How do you factor 2x²+15x-108?

2 Answers
May 11, 2015

2x^2 + 15x - 108 = (2x - 9)(x + 12)

Noticing the 2x^2 term, I looked for a factorisation of the form:

2x^2 + 15x - 108 = (2x + a)(x + b)

= 2x^2 + (2b+a)x + ab

Comparing coefficients, we are looking for a and b such that:

2b + a = 15

ab = -108

I know that 108 = 9 * 12 (amongst other possibilities) and found that putting a = -9 and b = 12 worked.

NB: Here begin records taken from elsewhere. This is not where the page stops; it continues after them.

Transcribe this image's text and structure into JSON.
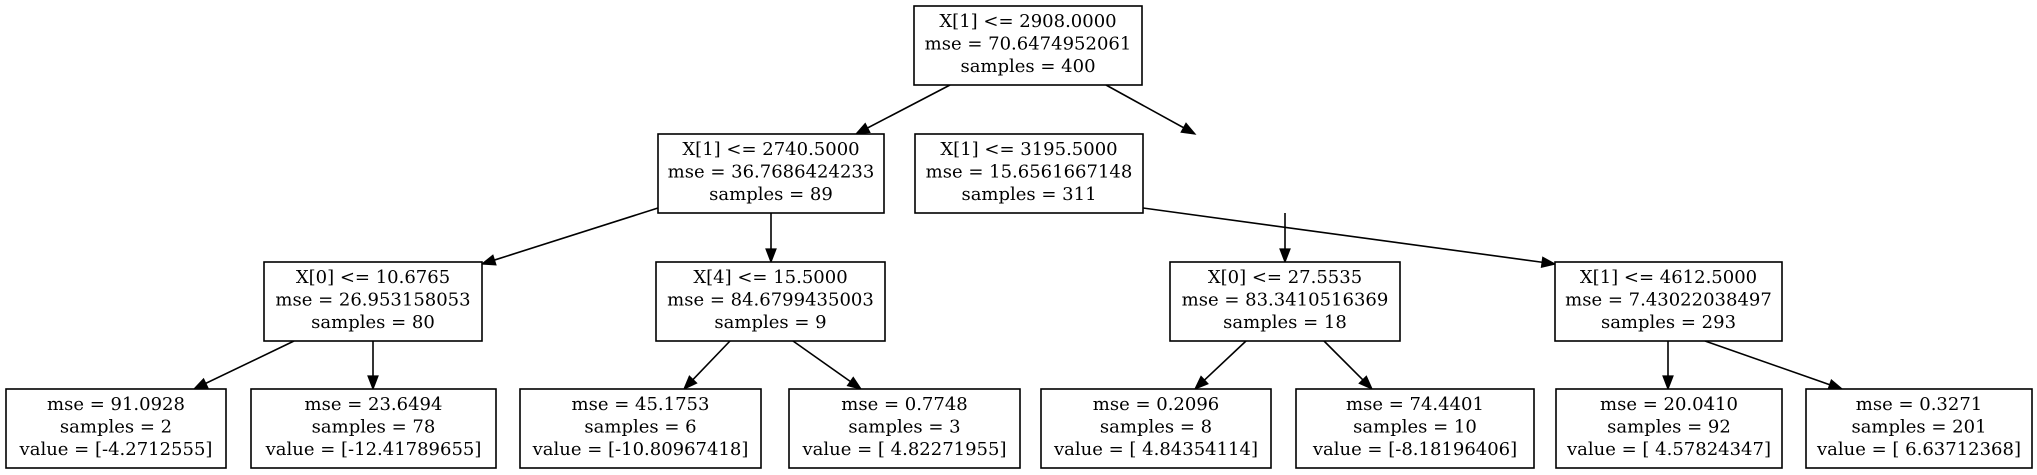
{
  "tree": {
    "nodes": [
      {
        "id": "n0",
        "lines": [
          "X[1] <= 2908.0000",
          "mse = 70.6474952061",
          "samples = 400"
        ]
      },
      {
        "id": "n1",
        "lines": [
          "X[1] <= 2740.5000",
          "mse = 36.7686424233",
          "samples = 89"
        ]
      },
      {
        "id": "n2",
        "lines": [
          "X[1] <= 3195.5000",
          "mse = 15.6561667148",
          "samples = 311"
        ]
      },
      {
        "id": "n3",
        "lines": [
          "X[0] <= 10.6765",
          "mse = 26.953158053",
          "samples = 80"
        ]
      },
      {
        "id": "n4",
        "lines": [
          "X[4] <= 15.5000",
          "mse = 84.6799435003",
          "samples = 9"
        ]
      },
      {
        "id": "n5",
        "lines": [
          "X[0] <= 27.5535",
          "mse = 83.3410516369",
          "samples = 18"
        ]
      },
      {
        "id": "n6",
        "lines": [
          "X[1] <= 4612.5000",
          "mse = 7.43022038497",
          "samples = 293"
        ]
      },
      {
        "id": "n7",
        "lines": [
          "mse = 91.0928",
          "samples = 2",
          "value = [-4.2712555]"
        ]
      },
      {
        "id": "n8",
        "lines": [
          "mse = 23.6494",
          "samples = 78",
          "value = [-12.41789655]"
        ]
      },
      {
        "id": "n9",
        "lines": [
          "mse = 45.1753",
          "samples = 6",
          "value = [-10.80967418]"
        ]
      },
      {
        "id": "n10",
        "lines": [
          "mse = 0.7748",
          "samples = 3",
          "value = [ 4.82271955]"
        ]
      },
      {
        "id": "n11",
        "lines": [
          "mse = 0.2096",
          "samples = 8",
          "value = [ 4.84354114]"
        ]
      },
      {
        "id": "n12",
        "lines": [
          "mse = 74.4401",
          "samples = 10",
          "value = [-8.18196406]"
        ]
      },
      {
        "id": "n13",
        "lines": [
          "mse = 20.0410",
          "samples = 92",
          "value = [ 4.57824347]"
        ]
      },
      {
        "id": "n14",
        "lines": [
          "mse = 0.3271",
          "samples = 201",
          "value = [ 6.63712368]"
        ]
      }
    ],
    "edges": [
      {
        "from": "n0",
        "to": "n1"
      },
      {
        "from": "n0",
        "to": "n2"
      },
      {
        "from": "n1",
        "to": "n3"
      },
      {
        "from": "n1",
        "to": "n4"
      },
      {
        "from": "n2",
        "to": "n5"
      },
      {
        "from": "n2",
        "to": "n6"
      },
      {
        "from": "n3",
        "to": "n7"
      },
      {
        "from": "n3",
        "to": "n8"
      },
      {
        "from": "n4",
        "to": "n9"
      },
      {
        "from": "n4",
        "to": "n10"
      },
      {
        "from": "n5",
        "to": "n11"
      },
      {
        "from": "n5",
        "to": "n12"
      },
      {
        "from": "n6",
        "to": "n13"
      },
      {
        "from": "n6",
        "to": "n14"
      }
    ]
  }
}
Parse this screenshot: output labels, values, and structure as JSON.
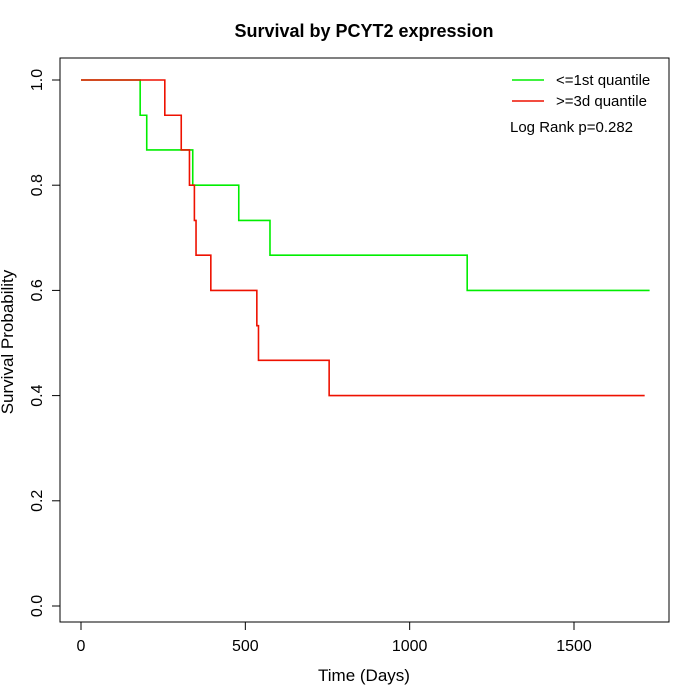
{
  "chart_data": {
    "type": "line",
    "step": true,
    "title": "Survival by PCYT2 expression",
    "xlabel": "Time (Days)",
    "ylabel": "Survival Probability",
    "xlim": [
      0,
      1800
    ],
    "ylim": [
      0,
      1.0
    ],
    "xticks": [
      0,
      500,
      1000,
      1500
    ],
    "yticks": [
      0.0,
      0.2,
      0.4,
      0.6,
      0.8,
      1.0
    ],
    "xtick_labels": [
      "0",
      "500",
      "1000",
      "1500"
    ],
    "ytick_labels": [
      "0.0",
      "0.2",
      "0.4",
      "0.6",
      "0.8",
      "1.0"
    ],
    "legend_position": "top-right",
    "annotation": "Log Rank p=0.282",
    "series": [
      {
        "name": "<=1st quantile",
        "color": "#00ee00",
        "x": [
          0,
          180,
          200,
          340,
          480,
          575,
          1175,
          1730
        ],
        "y": [
          1.0,
          0.933,
          0.867,
          0.8,
          0.733,
          0.667,
          0.6,
          0.6
        ]
      },
      {
        "name": ">=3d quantile",
        "color": "#ee1100",
        "x": [
          0,
          255,
          305,
          330,
          345,
          350,
          395,
          535,
          540,
          755,
          1715
        ],
        "y": [
          1.0,
          0.933,
          0.867,
          0.8,
          0.733,
          0.667,
          0.6,
          0.533,
          0.467,
          0.4,
          0.4
        ]
      }
    ]
  }
}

Ultimately, it is always possible to use the general formula when solving quadratics like this, but spotting the factors of the constant term and trying a few possibilities will often get you the answer quicker.

May 12, 2015

There is another way that doesn't require guessing: the new AC Method to factor trinomials (Google, Yahoo Search)

f(x) = 2x^2 + 15x - 108. (1) = (x - p)(x - q)

Converted trinomial: f'(x) = x^2 + 15x - 216 = (x -p')(x - q'). Find p' and q'.

Compose factor pairs of (a.c = -216). Proceed:....(-8, 27)(-9, 24). This last sum is 24 - 9 = 15 = b. Then, p' = -9 and q' = 24. Back to original
trinomial f(x) (1):
p= (p')/a = -9/2 and q = (q')/a = 24/2 = 12.

Factored form: f(x) = (x - 9/2)(x + 12) = (2x - 9)(x + 12)

Check: Develop: (2x - 9)(x + 12) = x^2 + 15x - 108. Correct.